Those who are puzzled are those who have never suffered from depression. For the rest of us, the answer is easy.
Depression is like waking up on a dim, cold train. You don’t remember how you got there. Your train car is empty: no companions, no music, no laughter. Over the PA system, a sinister conductor makes announcements. You are not good enough. You aren’t trying hard enough. You’re tired. Just rest awhile longer. The world around you is a mess, so why bother getting up?
In your heart, you know his words aren’t true, yet after endless repetition they become your own thoughts.
Out the windows, you see life passing. Happy people, sunny places, laughter. You pound on the windows, but the train will not stop to let you off.
Sometimes medicine, therapy, or other treatments will slow the train enough for you to jump off. But even those of us lucky to get off at the next station hear the distant whistle from time to time and shudder at the thought of waking up in the cold, dim coach again.
For others, the train won’t stop.
If someone suffers from an excruciating terminal disease, most people champion that person’s right to die. But victims writhing in the agony of depression are experiencing the same degree of emotional pain as patients suffering physical pain. Like the terminally ill, they just want the misery to stop.

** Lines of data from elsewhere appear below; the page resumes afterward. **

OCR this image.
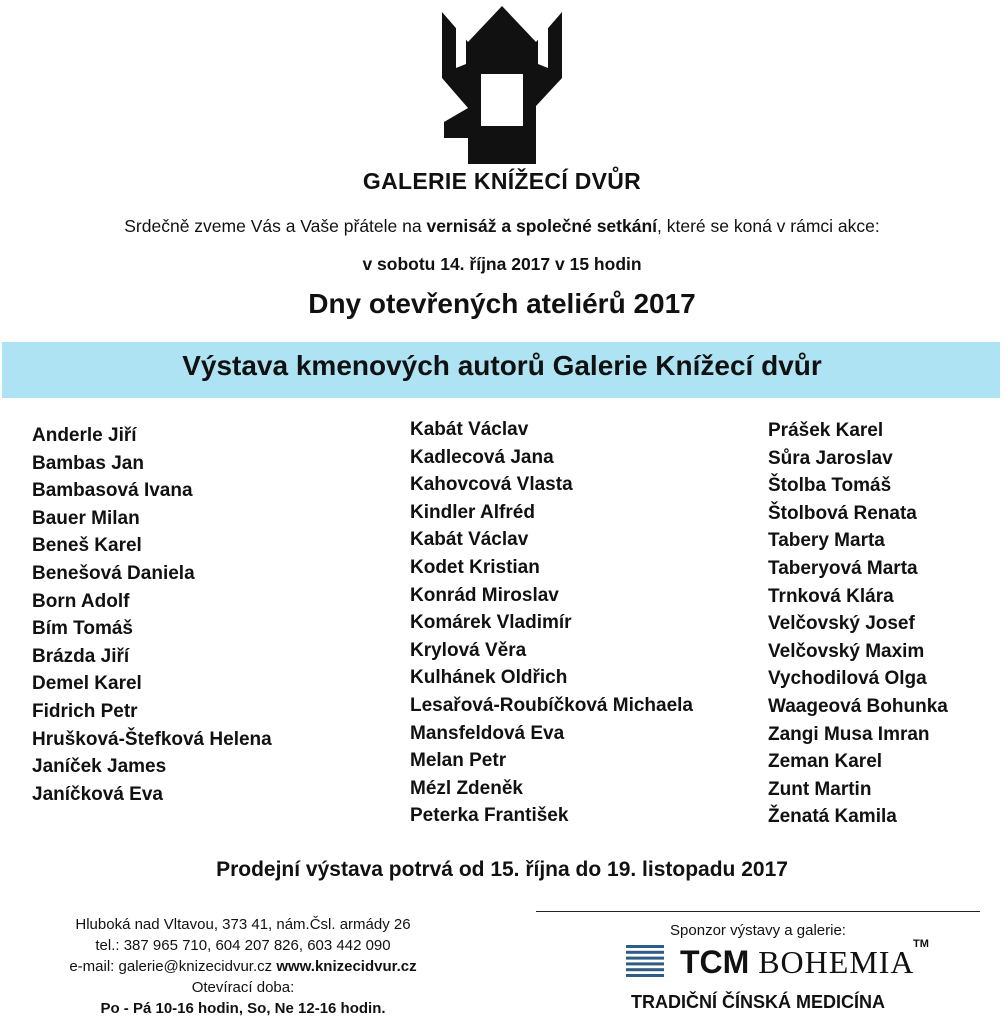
GALERIE KNÍŽECÍ DVŮR
Srdečně zveme Vás a Vaše přátele na vernisáž a společné setkání, které se koná v rámci akce:
v sobotu 14. října 2017 v 15 hodin
Dny otevřených ateliérů 2017
Výstava kmenových autorů Galerie Knížecí dvůr
Anderle Jiří
Bambas Jan
Bambasová Ivana
Bauer Milan
Beneš Karel
Benešová Daniela
Born Adolf
Bím Tomáš
Brázda Jiří
Demel Karel
Fidrich Petr
Hrušková-Štefková Helena
Janíček James
Janíčková Eva
Kabát Václav
Kadlecová Jana
Kahovcová Vlasta
Kindler Alfréd
Kabát Václav
Kodet Kristian
Konrád Miroslav
Komárek Vladimír
Krylová Věra
Kulhánek Oldřich
Lesařová-Roubíčková Michaela
Mansfeldová Eva
Melan Petr
Mézl Zdeněk
Peterka František
Prášek Karel
Sůra Jaroslav
Štolba Tomáš
Štolbová Renata
Tabery Marta
Taberyová Marta
Trnková Klára
Velčovský Josef
Velčovský Maxim
Vychodilová Olga
Waageová Bohunka
Zangi Musa Imran
Zeman Karel
Zunt Martin
Ženatá Kamila
Prodejní výstava potrvá od 15. října do 19. listopadu 2017
Hluboká nad Vltavou, 373 41, nám.Čsl. armády 26
tel.: 387 965 710, 604 207 826, 603 442 090
e-mail: galerie@knizecidvur.cz www.knizecidvur.cz
Otevírací doba:
Po - Pá 10-16 hodin, So, Ne 12-16 hodin.
Sponzor výstavy a galerie:
TCM BOHEMIA
TM
TRADIČNÍ ČÍNSKÁ MEDICÍNA
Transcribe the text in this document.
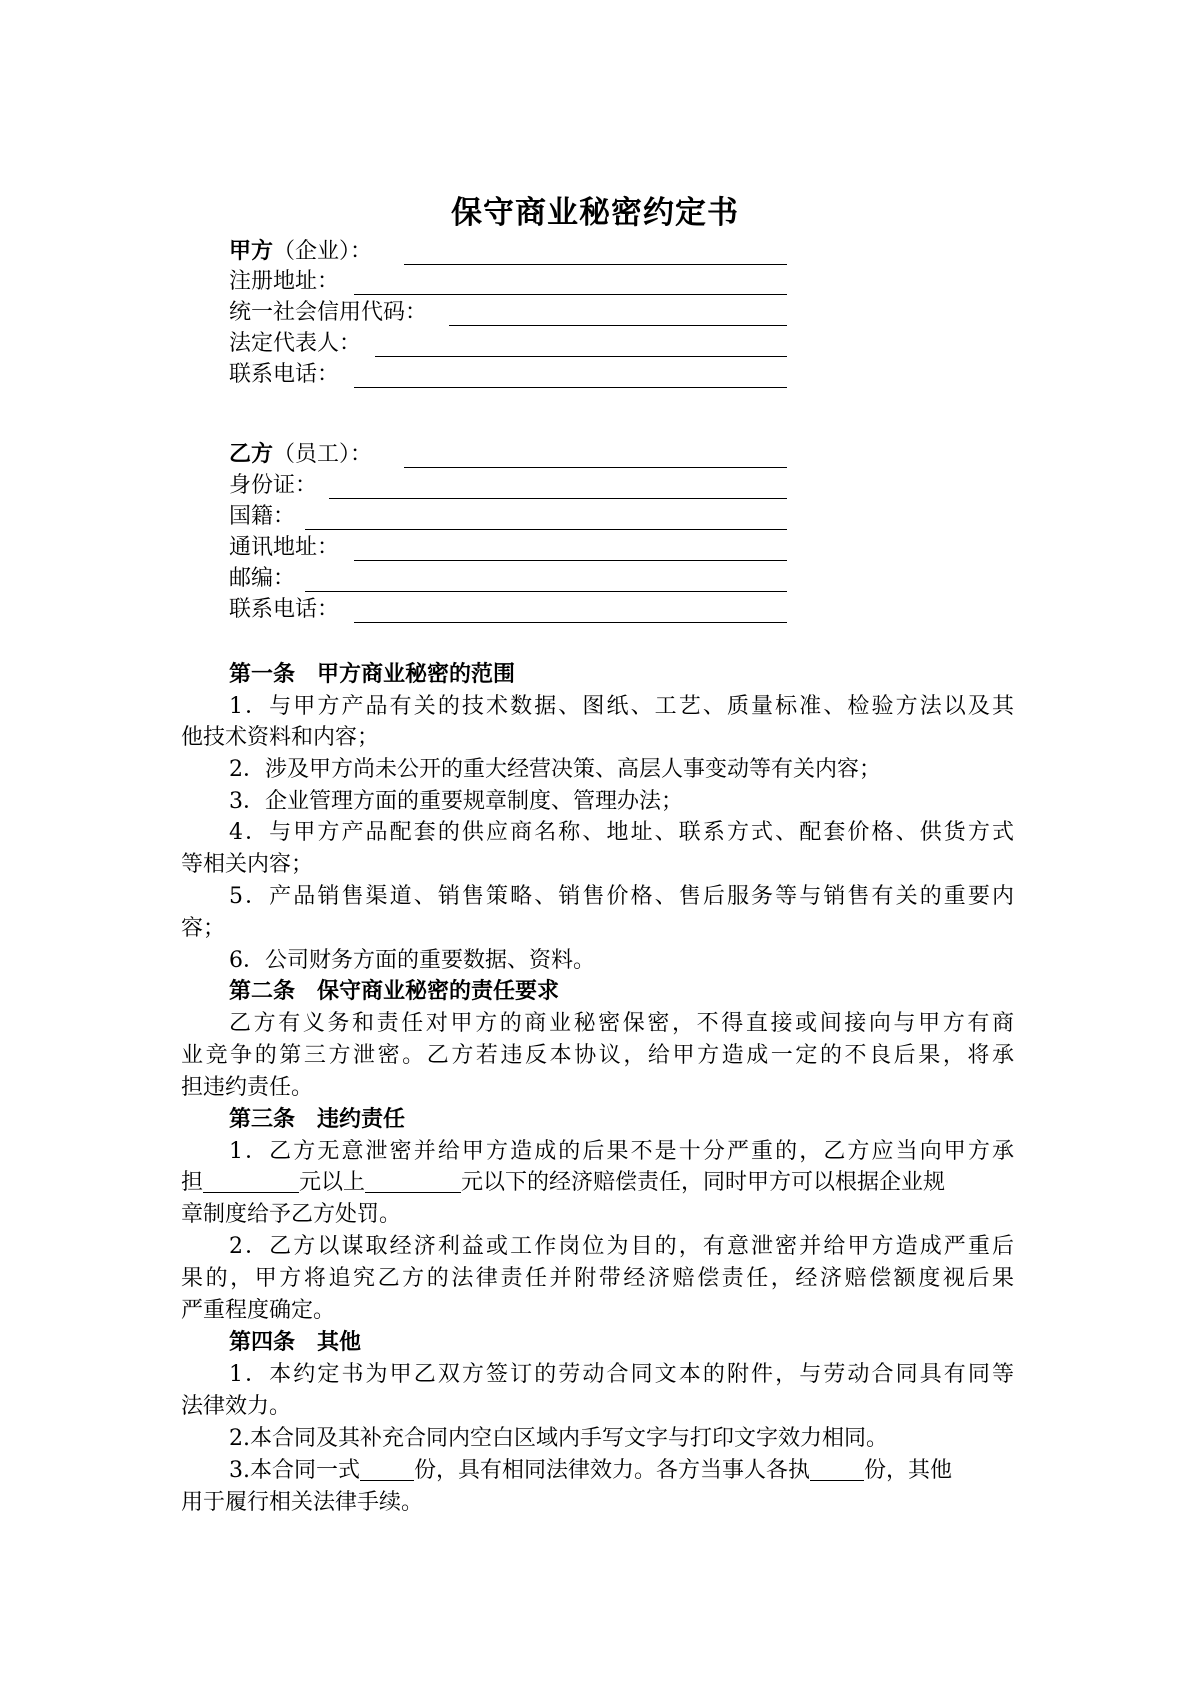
保守商业秘密约定书
甲方（企业）：
注册地址：
统一社会信用代码：
法定代表人：
联系电话：
乙方（员工）：
身份证：
国籍：
通讯地址：
邮编：
联系电话：
第一条 甲方商业秘密的范围
1．与甲方产品有关的技术数据、图纸、工艺、质量标准、检验方法以及其
他技术资料和内容；
2．涉及甲方尚未公开的重大经营决策、高层人事变动等有关内容；
3．企业管理方面的重要规章制度、管理办法；
4．与甲方产品配套的供应商名称、地址、联系方式、配套价格、供货方式
等相关内容；
5．产品销售渠道、销售策略、销售价格、售后服务等与销售有关的重要内
容；
6．公司财务方面的重要数据、资料。
第二条 保守商业秘密的责任要求
乙方有义务和责任对甲方的商业秘密保密，不得直接或间接向与甲方有商
业竞争的第三方泄密。乙方若违反本协议，给甲方造成一定的不良后果，将承
担违约责任。
第三条 违约责任
1．乙方无意泄密并给甲方造成的后果不是十分严重的，乙方应当向甲方承
担	元以上	元以下的经济赔偿责任，同时甲方可以根据企业规
章制度给予乙方处罚。
2．乙方以谋取经济利益或工作岗位为目的，有意泄密并给甲方造成严重后
果的，甲方将追究乙方的法律责任并附带经济赔偿责任，经济赔偿额度视后果
严重程度确定。
第四条 其他
1．本约定书为甲乙双方签订的劳动合同文本的附件，与劳动合同具有同等
法律效力。
2.本合同及其补充合同内空白区域内手写文字与打印文字效力相同。
3.本合同一式 份，具有相同法律效力。各方当事人各执 份，其他
用于履行相关法律手续。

So some, like Robin Williams and 38,000 other Americans each year, commit suicide, leaving family and friends haunted by questions: How could my loved one’s life be so horrible if I was in it? Wasn’t my love enough to keep him alive? How could he abandon me?
The truth is that the love of family and friends probably kept the person from killing himself sooner. But even love can’t overcome the agony of depression.
Robin Williams had an additional struggle. He was an addict. So the energy he needed to slow the train down was sucked into the endless void of addiction.
Unfortunately, many people suffer from depression and addiction, and suicide is the tenth most common cause of death in America, ahead of homicide. Maybe the death of Robin Williams will bring attention and acceptance to those who struggle. Maybe researchers will find new solutions. Maybe more sufferers will seek help.
And maybe a few of them will be able to jump off the train before it crashes.
If a friend or family member talks about suicide, urge him or her to seek help or call the National Suicide Prevention Lifeline at 1-800-273-TALK (8255).